Les Algériens reviennent d'une folle nuit qui n'aurait pas dû être si folle que ça. En remettant les pieds sur terre, ils découvrent que la boue n'a pas totalement déserté leurs semelles et au-dessus de leurs têtes, le ciel est toujours porteur d'orages.
La boue comme la pluie ne mènent pas toujours aux mêmes endroits. La première envahit des espaces qu'elle ne pouvait théoriquement pas atteindre parce que censée être depuis longtemps chassée par le bitume.
Elle n'aurait pas dû non plus menacer des foyers et des hommes, mais elle est là, la boue, à des endroits insoupçonnés, à prendre par la main des Algériens qui ne savent pas exactement où elle les accompagnera. Les pistes sont brouillées et ils peuvent faire du sur-place ou pire, s'enfoncer.
C'est sérieux, la gadoue, quand elle est fatale, défie tous les programmes orsec et déjoue tous les complots ourdis et toutes les déclarations de bonnes intentions et échappe à tous les maillages, pour se présenter au final, ponctuelle comme une Suissesse à ses rendez-vous sacrés d'automne.
Encore heureux qu'elle ait épargné le stade Tchaker, la nuit folle qui n'aurait pas dû être si folle que ça aurait sûrement été encore moins drôle.
Elle a quand même abîmé d'autres champs. A Mostaganem, le nouveau royaume de la pomme de terre, elle aurait empêché les agriculteurs d'accéder aux récoltes et du coup le tubercule, qui décidément n'en rate pas une pour flamber de nouveau au marché, a encore approché le prix du kiwi. Et la boue ne vient jamais toute seule, comme une grande.
Ce n'est pas de sa faute à elle, mais de la pluie qui la mélange à la terre pour en faire une glue désagréable et parfois dangereuse.

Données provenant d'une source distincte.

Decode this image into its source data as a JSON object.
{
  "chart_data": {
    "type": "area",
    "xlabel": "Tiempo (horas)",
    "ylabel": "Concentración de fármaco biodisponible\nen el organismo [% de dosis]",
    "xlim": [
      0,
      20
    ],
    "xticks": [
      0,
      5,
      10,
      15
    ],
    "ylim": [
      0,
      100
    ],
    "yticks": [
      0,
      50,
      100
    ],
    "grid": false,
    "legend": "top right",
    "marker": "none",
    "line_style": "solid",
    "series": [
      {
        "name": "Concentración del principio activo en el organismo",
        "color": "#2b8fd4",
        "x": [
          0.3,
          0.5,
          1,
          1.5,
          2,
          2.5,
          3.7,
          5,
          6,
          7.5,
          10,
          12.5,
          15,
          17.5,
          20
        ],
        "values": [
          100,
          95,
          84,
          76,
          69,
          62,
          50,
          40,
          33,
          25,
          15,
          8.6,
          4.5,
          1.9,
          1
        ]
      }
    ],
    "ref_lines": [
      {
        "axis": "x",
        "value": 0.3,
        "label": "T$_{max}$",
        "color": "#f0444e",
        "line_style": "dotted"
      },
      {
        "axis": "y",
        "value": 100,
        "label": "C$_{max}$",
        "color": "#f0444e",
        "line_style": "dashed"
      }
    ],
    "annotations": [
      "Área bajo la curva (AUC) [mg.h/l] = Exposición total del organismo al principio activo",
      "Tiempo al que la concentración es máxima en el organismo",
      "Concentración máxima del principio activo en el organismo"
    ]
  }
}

«L'arbre veut bien rester tranquille, c'est le vent qui ne le veut pas», nous enseigne un proverbe chinois. Ah, la pluie, elle fait beaucoup de choses, mais jamais toute seule.
Elle s'est fait aider par la vétusté des réseaux d'évacuation pour inonder des villes et des villages, par les barrages qu'elle ne pouvait quand même pas remplir s'il n'étaient pas là, par l'archaïsme des techniques de production pour détruire une partie des récoltes de Deglet nour et par les hommes qui ne supportent pas le parapluie pour les mouiller jusqu'à attraper la crève.
Elle nous a même - toujours pas toute seule - aidés à réaliser une production d'orge et de blé tout à fait exceptionnelle qui nous rapproche de l'autosuffisance. A moins que, à Dieu ne plaise, la boue ne vienne tout remettre en question l'année prochaine.
Quand même pas, il devrait y avoir des nuits et des saisons de folie sans lendemain de langue de bois.